Fotoğraf: Gazete Kadıköy
İktisatçı-Yazar Mustafa Sönmez, bugün açıklanan enflasyon verilerini bianet’e yorumladı. Sönmez TÜİK’in aylık artış için verdiği yüzde 6,65’lik veriyi “biraz beklenmeyen bir oran” olarak nitelendirdi.
TÜİK’in verdiği hizmet sektöründeki artış oranlarıyla aylık enflasyon verisinin daha anlaşılabilir olduğunu söyledi. Hizmet sektöründeki artış için de ‘yılbaşında yapılan otomatik zamları’ gerekçe gösterdi:
Ocak'ta en yüksek fiyat artışı hizmetlerde görüldü. Ortalaması yüzde 12,7 ama fiyatı yüzde 70 artan hizmet türleri var. Hizmetlerde fiyat düzenlemeleri, genellikle mallara gelenleri izler.

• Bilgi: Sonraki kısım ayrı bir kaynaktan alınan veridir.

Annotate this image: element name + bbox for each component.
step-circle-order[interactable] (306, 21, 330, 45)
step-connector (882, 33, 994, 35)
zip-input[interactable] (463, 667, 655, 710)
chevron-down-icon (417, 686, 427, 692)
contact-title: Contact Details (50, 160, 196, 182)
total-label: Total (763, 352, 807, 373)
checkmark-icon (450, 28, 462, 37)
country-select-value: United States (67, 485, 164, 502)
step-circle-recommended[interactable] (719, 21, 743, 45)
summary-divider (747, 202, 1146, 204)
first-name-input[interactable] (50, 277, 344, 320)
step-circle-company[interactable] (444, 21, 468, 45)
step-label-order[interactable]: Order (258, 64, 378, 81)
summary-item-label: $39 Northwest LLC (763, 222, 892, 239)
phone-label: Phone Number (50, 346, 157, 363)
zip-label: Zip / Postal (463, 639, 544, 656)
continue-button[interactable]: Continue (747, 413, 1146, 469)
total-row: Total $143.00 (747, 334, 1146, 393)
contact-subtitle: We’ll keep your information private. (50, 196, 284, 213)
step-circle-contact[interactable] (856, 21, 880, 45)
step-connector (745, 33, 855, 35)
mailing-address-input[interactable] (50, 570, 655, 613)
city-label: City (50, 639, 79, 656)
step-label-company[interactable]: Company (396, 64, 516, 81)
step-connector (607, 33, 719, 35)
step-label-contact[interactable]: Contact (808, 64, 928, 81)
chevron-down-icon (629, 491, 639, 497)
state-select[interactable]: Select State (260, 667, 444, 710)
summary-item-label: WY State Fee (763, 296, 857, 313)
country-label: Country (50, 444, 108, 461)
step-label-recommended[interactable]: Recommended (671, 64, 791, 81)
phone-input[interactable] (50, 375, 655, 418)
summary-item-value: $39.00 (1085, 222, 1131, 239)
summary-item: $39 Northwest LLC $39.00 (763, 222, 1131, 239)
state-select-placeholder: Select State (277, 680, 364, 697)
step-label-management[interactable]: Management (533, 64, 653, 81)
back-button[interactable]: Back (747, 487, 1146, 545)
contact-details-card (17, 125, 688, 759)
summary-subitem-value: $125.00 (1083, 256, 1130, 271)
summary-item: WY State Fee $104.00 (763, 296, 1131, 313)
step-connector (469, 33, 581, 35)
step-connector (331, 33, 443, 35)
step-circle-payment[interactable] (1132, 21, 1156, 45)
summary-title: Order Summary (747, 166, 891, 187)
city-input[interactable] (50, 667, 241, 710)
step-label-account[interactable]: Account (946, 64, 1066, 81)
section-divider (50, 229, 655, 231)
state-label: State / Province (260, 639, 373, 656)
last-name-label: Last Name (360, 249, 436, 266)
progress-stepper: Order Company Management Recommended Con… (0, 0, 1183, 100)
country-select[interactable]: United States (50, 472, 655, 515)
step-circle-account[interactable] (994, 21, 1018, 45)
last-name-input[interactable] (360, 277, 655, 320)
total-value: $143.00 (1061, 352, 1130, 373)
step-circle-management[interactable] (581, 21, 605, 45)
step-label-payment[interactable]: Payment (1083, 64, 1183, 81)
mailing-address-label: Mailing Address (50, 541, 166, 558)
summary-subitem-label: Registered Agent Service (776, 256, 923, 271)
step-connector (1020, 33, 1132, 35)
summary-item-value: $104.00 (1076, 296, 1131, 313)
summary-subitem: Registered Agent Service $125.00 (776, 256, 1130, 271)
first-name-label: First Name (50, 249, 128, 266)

Mesela vapur ve motor biletlerine yüzde 53 zam gelmiş. Otobüs bileti fiyatları, taksi-dolmuş ücretleri, idari artışlar, vergilerdeki artışlar hep bunu takip etmiş. Sağlık hizmetleri de, hizmet sektöründeki yüksek artıştan etkilenmiş.
Her yılbaşındaki klasik zam furyasının etkisi de denebilir buna. Mart’ta açıklanacak Şubat verisinde hizmetlerdeki bu artışları belki görmeyebiliriz.
Enflasyona esas etki eden dolar. Buradaki artış yatıştı, uzun süredir yatay seyrediyor. Dünya fiyatları da gevşedi. Hem enerji fiyatlarının hem de ham madde fiyatlarının artışı yavaşladı. Dolayısıyla enflasyonda bunların etkisi azaldı.
Öte yandan gıda fiyatlarındaki artış devam edecek gibi görünüyor. Marketlere güya ‘fiyatları sabitleyin’ komutu verilmişti. Pek işe yaramış görünmüyor ki gıda fiyatlarında yüzde 6,5 gibi bir artış yaşanmış. Orada da et ve süt fiyatlarının ciddi ölçüde arttığına tanık oluyoruz. Bunun nedeni de anlaşılabilir. Hem sütte hem ette yeterince üretim yok. Üretim problemini halletmedikleri için fiyat artışları devam ediyor ve edecek de.
Yılın tamamında bu böyle sürecek denebilir mi? Yarın iktidar değişir, tarıma güçlü bir destek verir, arz artar, arz artarsa gıda fiyatları gevşer. Ancak dünyadaki fiyatlar da önemli tabii ki. Dünya ekonomisi şimdi bir durgunluk döneminde. Bir fiyat yavaşlaması var. Geçen yıl olduğu gibi enerji fiyatlarında bir patlama yok.
Dövizin fiyatı bastırıldığı için ithalat maliyeti ve onun fiyatlara yansıması stabil. Tüm dinamikler yerinde durursa, dövizde artış olmazsa, dünya fiyatlarında bir sıçrama olmazsa ki olmayacak gibi görünüyor geçen yıldan daha iyi bir yıl geçirebiliriz.Ancak iktidarın şu an dövizi baskıladığını unutmamak gerek. Haziran bir kırılma olacaktır. Seçimlerden sonra nasıl bir ekonomi politika gündeme gelecek, ne olacak? O Haziran sonrasının işi. İktidarın Haziran'a kadar faizi de, dövizi de bastırarak ekonomiyi kontrolde tutmaya çalışacağı muhakkak.